Olympic medal record

Men's rowing

= John Burn (rower) =

British rower (1884–1958)

John Southerden Burn (25 June 1884 – 28 August 1958) was an English medical doctor and rower who competed for Great Britain in the 1908 Summer Olympics.

Burn was born at Richmond on Thames, the son of Dr Stacey Burn and his wife Agnes Ellen Warner. His father was in practice at Richmond, and his grandfather John Southerden Burn was a solicitor and antiquary. Burn was a medical student at Cambridge University and rowed for Cambridge in the Boat Race in 1907 and 1908. The Cambridge crew made up a boat in the eights, which won the bronze medal for Great Britain rowing at the 1908 Summer Olympics. In 1910 Burn partnered Gordon Thomson to win Silver Goblets at Henley Royal Regatta beating Albertus Wielsma and Bernardus Croon in the final.

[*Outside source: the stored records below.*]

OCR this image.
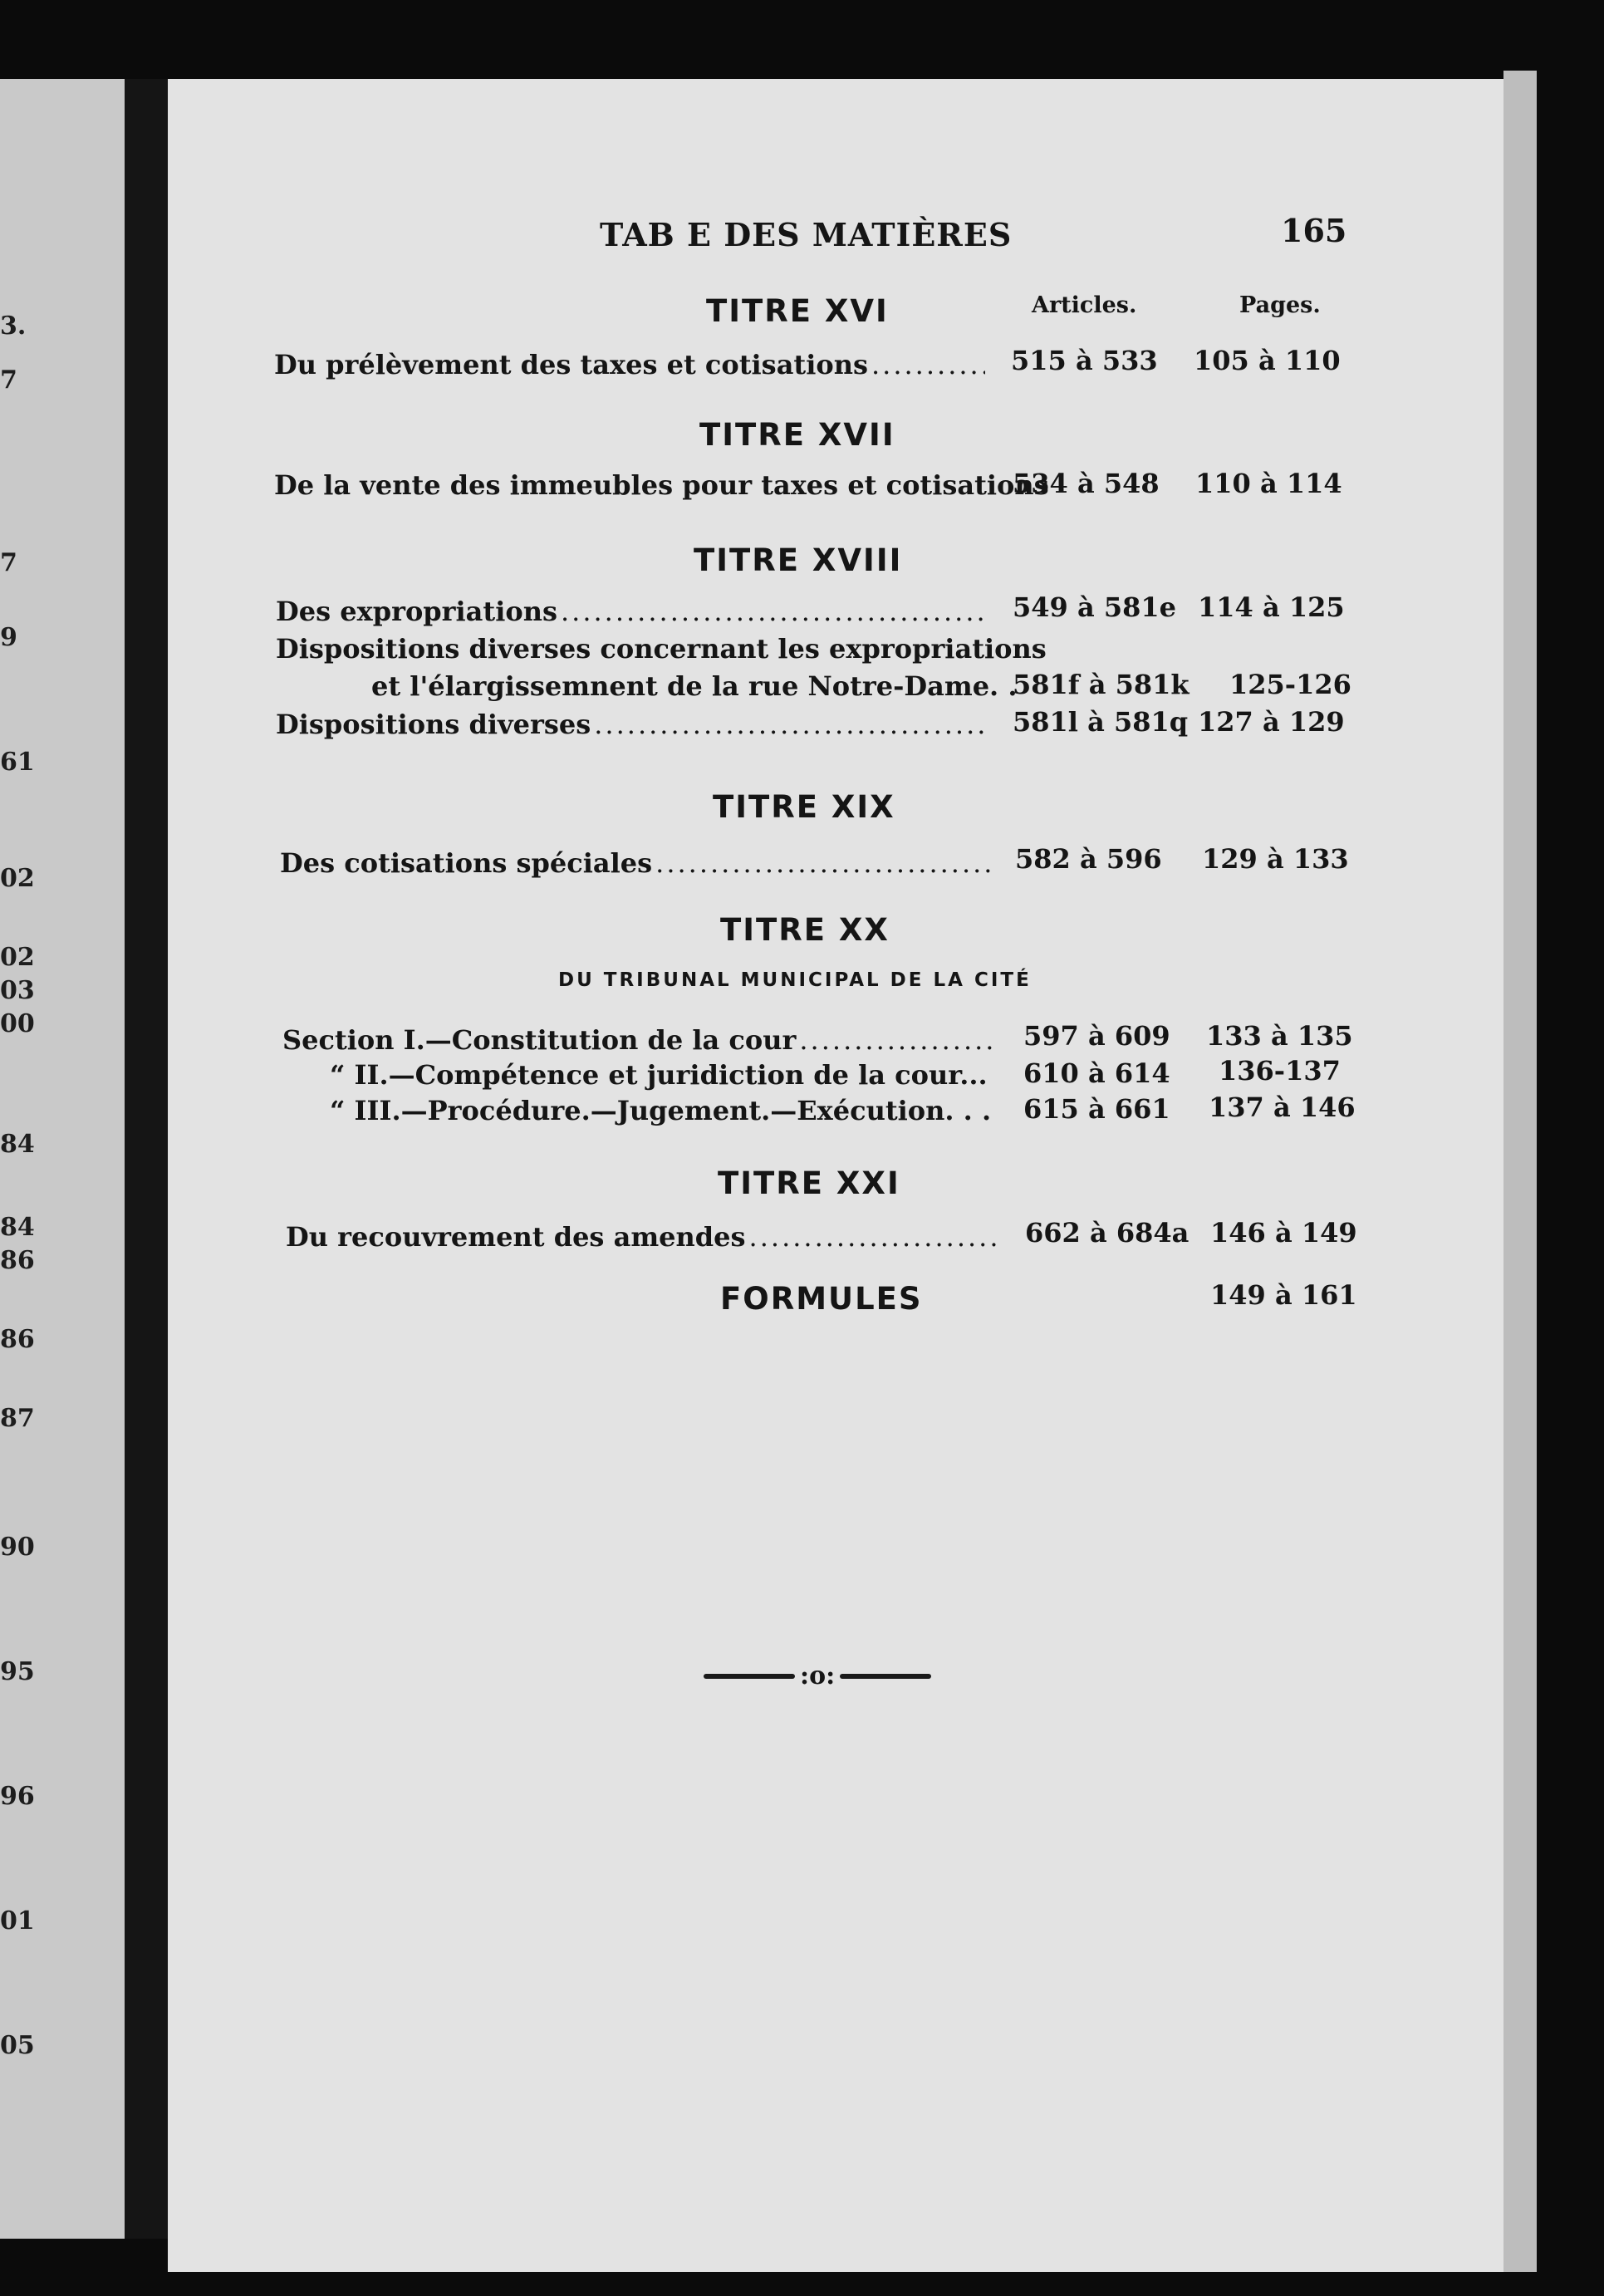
3.
7
7
9
61
02
02
03
00
84
84
86
86
87
90
95
96
01
05
TAB E DES MATIÈRES	165
TITRE XVI	Articles.	Pages.
Du prélèvement des taxes et cotisations .....	515 à 533 105 à 110
TITRE XVII
De la vente des immeubles pour taxes et cotisations
534 à 548 110 à 114
TITRE XVIII
Des expropriations .....	549 à 581e 114 à 125
Dispositions diverses concernant les expropriations
et l'élargissemnent de la rue Notre-Dame. .
581f à 581k 125-126
Dispositions diverses .....	581l à 581q 127 à 129
TITRE XIX
Des cotisations spéciales .....	582 à 596 129 à 133
TITRE XX
DU TRIBUNAL MUNICIPAL DE LA CITÉ
Section I.—Constitution de la cour .....	597 à 609 133 à 135
“ II.—Compétence et juridiction de la cour... 610 à 614 136-137
“ III.—Procédure.—Jugement.—Exécution. . . 615 à 661 137 à 146
TITRE XXI
Du recouvrement des amendes .....	662 à 684a 146 à 149
FORMULES	149 à 161
:o:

Burn completed his training at St Bartholomew's Hospital and became a House Surgeon there. During World War I, he was a temporary Captain in the RAMC. He served as Assistant Surgeon at the St John's Ambulance Brigade Hospital with the BEF. He was also anaesthetist in the War Hospital at Le Touquet France. After the war, he was in practice with his father as Burn and Burn. He was also Hon. Surgeon at the Royal Hospital, Richmond, and Hon. Anaesthetist at the Star and Garter Home, Richmond.

Burn died at Bognor Regis, Sussex at the age of 74.

Burn married Ellen La Nauze during the war and had three children.